Они сняли мокрую, почти ледяную верхнюю одежду, насколько это было возможно в этой тесноте, и попытались выжать из неё воду. Затем, дрожа от холода так, что зубы выбивали мелкую дробь, сели, плотно прижавшись друг к другу, делясь последними остатками тепла. Кара положила свою отяжелевшую голову ему на плечо. Он крепко обнял её, и на мгновение им показалось, что ледяной холод отступил.
Торн достал свой драгоценный кремень и тот самый, почти истлевший кусочек трута. С трудом, негнущимися, окоченевшими пальцами, он начал высекать искры.

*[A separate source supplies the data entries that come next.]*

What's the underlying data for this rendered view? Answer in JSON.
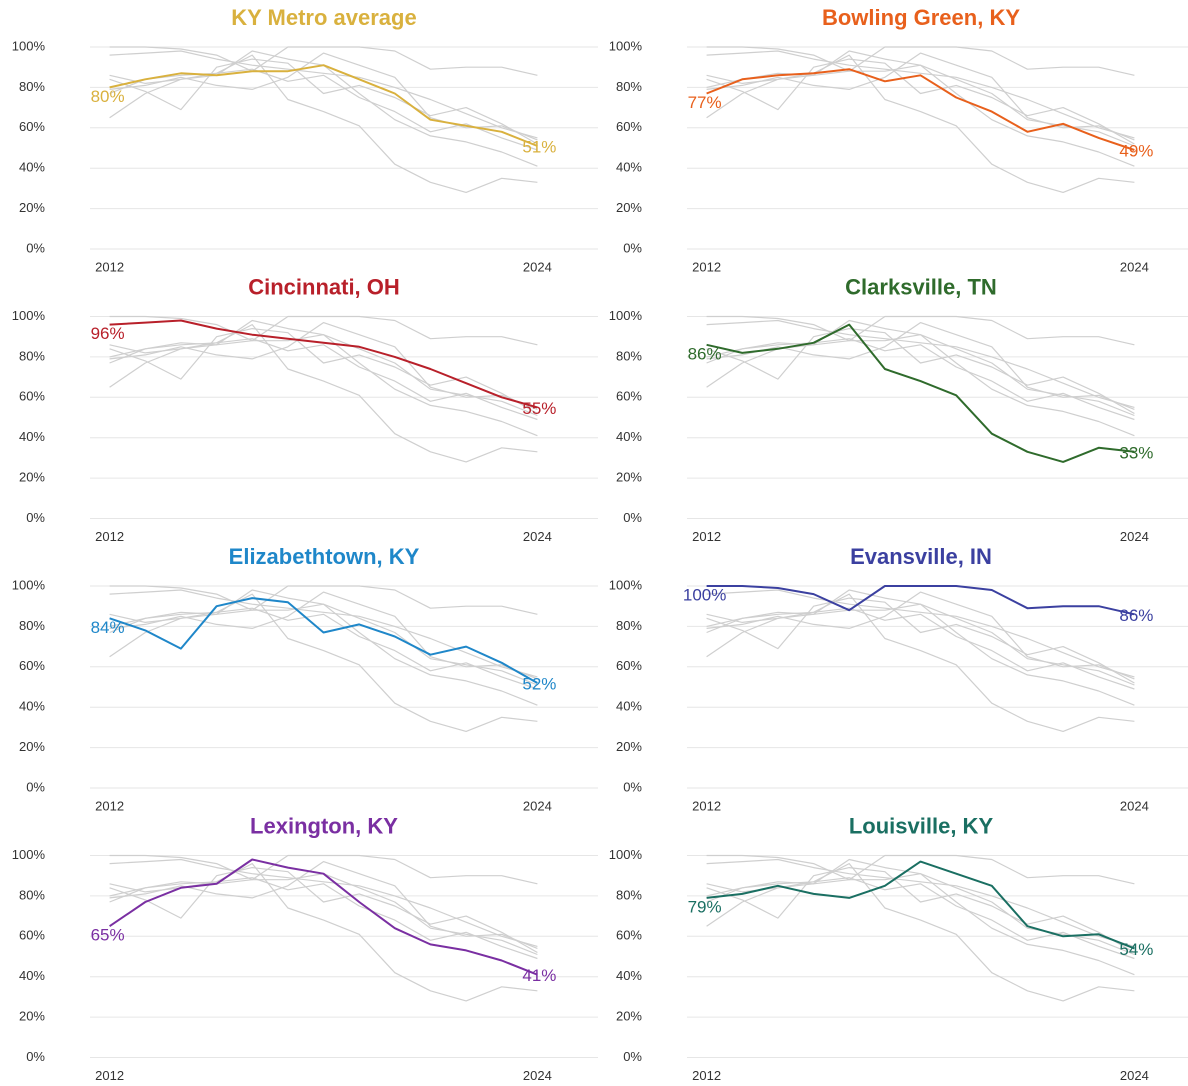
{
  "chart_data": {
    "type": "line",
    "x": [
      2012,
      2013,
      2014,
      2015,
      2016,
      2017,
      2018,
      2019,
      2020,
      2021,
      2022,
      2023,
      2024
    ],
    "xlim": [
      2011.45,
      2025.7
    ],
    "xticks": [
      2012,
      2024
    ],
    "ylim": [
      0,
      100
    ],
    "yticks": [
      {
        "value": 0,
        "label": "0%"
      },
      {
        "value": 20,
        "label": "20%"
      },
      {
        "value": 40,
        "label": "40%"
      },
      {
        "value": 60,
        "label": "60%"
      },
      {
        "value": 80,
        "label": "80%"
      },
      {
        "value": 100,
        "label": "100%"
      }
    ],
    "grid": true,
    "context_color": "#cfcfcf",
    "series": [
      {
        "name": "KY Metro average",
        "color": "#d9b13e",
        "values": [
          80,
          84,
          87,
          86,
          88,
          88,
          91,
          84,
          77,
          64,
          61,
          58,
          51
        ],
        "value_labels": [
          "80%",
          null,
          null,
          null,
          null,
          null,
          null,
          null,
          null,
          null,
          null,
          null,
          "51%"
        ]
      },
      {
        "name": "Bowling Green, KY",
        "color": "#e8601c",
        "values": [
          77,
          84,
          86,
          87,
          89,
          83,
          86,
          75,
          68,
          58,
          62,
          55,
          49
        ],
        "value_labels": [
          "77%",
          null,
          null,
          null,
          null,
          null,
          null,
          null,
          null,
          null,
          null,
          null,
          "49%"
        ]
      },
      {
        "name": "Cincinnati, OH",
        "color": "#b8202a",
        "values": [
          96,
          97,
          98,
          94,
          91,
          89,
          87,
          85,
          80,
          74,
          67,
          60,
          55
        ],
        "value_labels": [
          "96%",
          null,
          null,
          null,
          null,
          null,
          null,
          null,
          null,
          null,
          null,
          null,
          "55%"
        ]
      },
      {
        "name": "Clarksville, TN",
        "color": "#2f6b2c",
        "values": [
          86,
          82,
          84,
          87,
          96,
          74,
          68,
          61,
          42,
          33,
          28,
          35,
          33
        ],
        "value_labels": [
          "86%",
          null,
          null,
          null,
          null,
          null,
          null,
          null,
          null,
          null,
          null,
          null,
          "33%"
        ]
      },
      {
        "name": "Elizabethtown, KY",
        "color": "#1f87c9",
        "values": [
          84,
          78,
          69,
          90,
          94,
          92,
          77,
          81,
          75,
          66,
          70,
          62,
          52
        ],
        "value_labels": [
          "84%",
          null,
          null,
          null,
          null,
          null,
          null,
          null,
          null,
          null,
          null,
          null,
          "52%"
        ]
      },
      {
        "name": "Evansville, IN",
        "color": "#3b40a0",
        "values": [
          100,
          100,
          99,
          96,
          88,
          100,
          100,
          100,
          98,
          89,
          90,
          90,
          86
        ],
        "value_labels": [
          "100%",
          null,
          null,
          null,
          null,
          null,
          null,
          null,
          null,
          null,
          null,
          null,
          "86%"
        ]
      },
      {
        "name": "Lexington, KY",
        "color": "#7a2fa2",
        "values": [
          65,
          77,
          84,
          86,
          98,
          94,
          91,
          77,
          64,
          56,
          53,
          48,
          41
        ],
        "value_labels": [
          "65%",
          null,
          null,
          null,
          null,
          null,
          null,
          null,
          null,
          null,
          null,
          null,
          "41%"
        ]
      },
      {
        "name": "Louisville, KY",
        "color": "#1a6f62",
        "values": [
          79,
          81,
          85,
          81,
          79,
          85,
          97,
          91,
          85,
          65,
          60,
          61,
          54
        ],
        "value_labels": [
          "79%",
          null,
          null,
          null,
          null,
          null,
          null,
          null,
          null,
          null,
          null,
          null,
          "54%"
        ]
      }
    ]
  }
}
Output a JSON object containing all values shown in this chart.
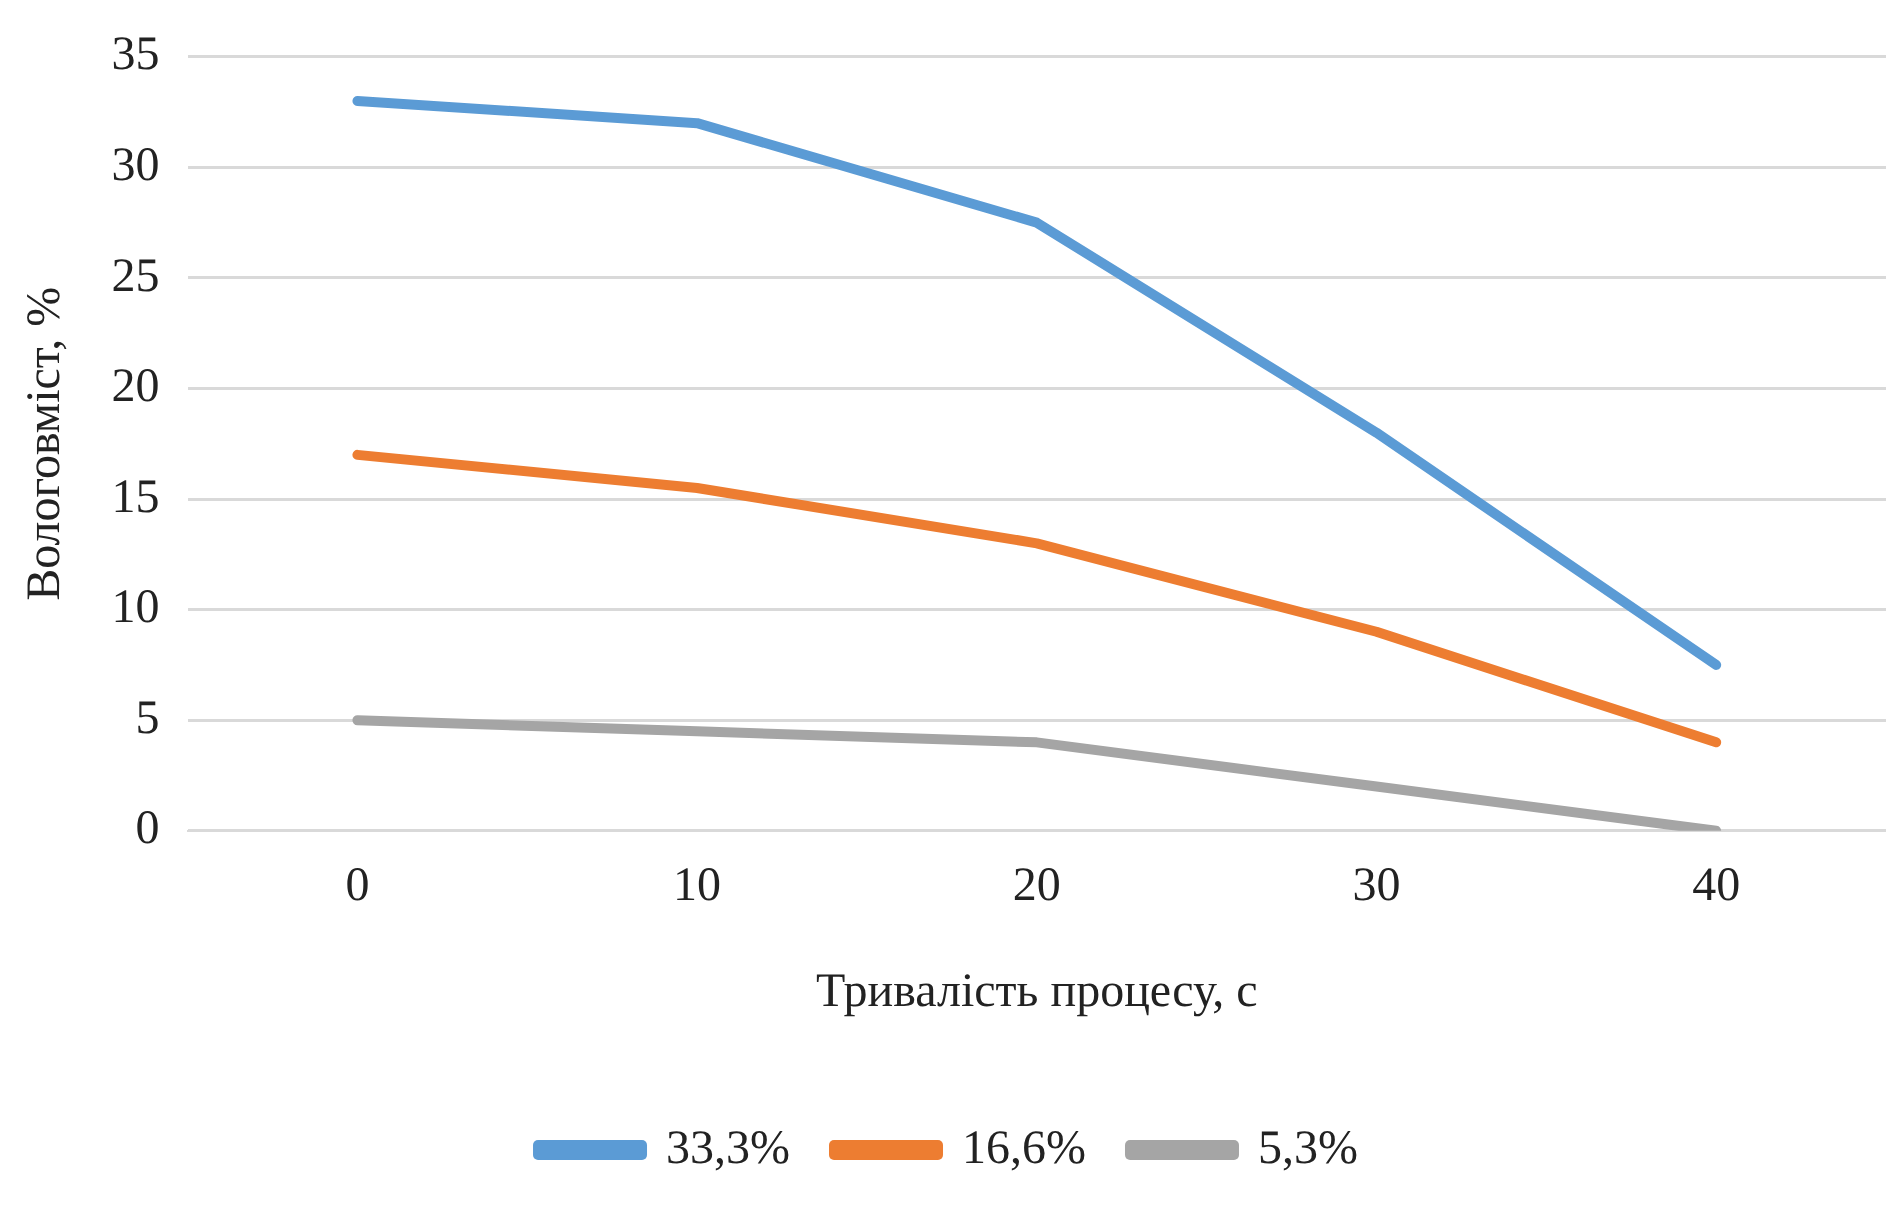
{
  "chart_data": {
    "type": "line",
    "xlabel": "Тривалість процесу, с",
    "ylabel": "Вологовміст, %",
    "categories": [
      "0",
      "10",
      "20",
      "30",
      "40"
    ],
    "series": [
      {
        "name": "33,3%",
        "color": "#5b9bd5",
        "values": [
          33,
          32,
          27.5,
          18,
          7.5
        ]
      },
      {
        "name": "16,6%",
        "color": "#ed7d31",
        "values": [
          17,
          15.5,
          13,
          9,
          4
        ]
      },
      {
        "name": "5,3%",
        "color": "#a5a5a5",
        "values": [
          5,
          4.5,
          4,
          2,
          0
        ]
      }
    ],
    "ylim": [
      0,
      35
    ],
    "yticks": [
      0,
      5,
      10,
      15,
      20,
      25,
      30,
      35
    ],
    "grid": "y",
    "legend": "bottom",
    "marker": "none",
    "line_style": "solid"
  }
}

Кара, затаив дыхание, подкладывала к едва заметно тлеющей древесной пыли сухой мох. И вот, когда они уже почти отчаялись, слабый, сизый дымок превратился в крошечный, дрожащий огонёк. Эта маленькая победа над холодом и тьмой была для них дороже любого сокровища.
Хрупкое затишье, которое они с таким трудом обрели, было оплачено дорогой ценой, и будущее казалось ещё более туманным и пугающим, чем когда-либо прежде. За стенами их убогого убежища простирался огромный, неизвестный лес, полный смертельных опасностей. Но сейчас, в этот короткий миг, они были живы. И они были вместе. И это было всё, что имело значение.
Глава 36: Новый Мир, Новые Правила
Холодный, почти безжизненный свет едва занимающегося рассвета неохотно просачивался сквозь узкий лаз их временной пещеры. Кара проснулась первой, её тело всё ещё ломило от усталости и пережитого ужаса, но инстинкт выживания, обострённый до предела, не давал ей долго оставаться в забытьи. Рядом, тяжело и прерывисто дыша, спал Торн. Его лицо, даже во сне, было напряжённым, словно он продолжал сражаться с невидимыми врагами. Ночью ей снова снился чёрный дым, и на этот раз он принимал очертания огромного, безликого существа с огненными глазами, пожирающего лес и людей.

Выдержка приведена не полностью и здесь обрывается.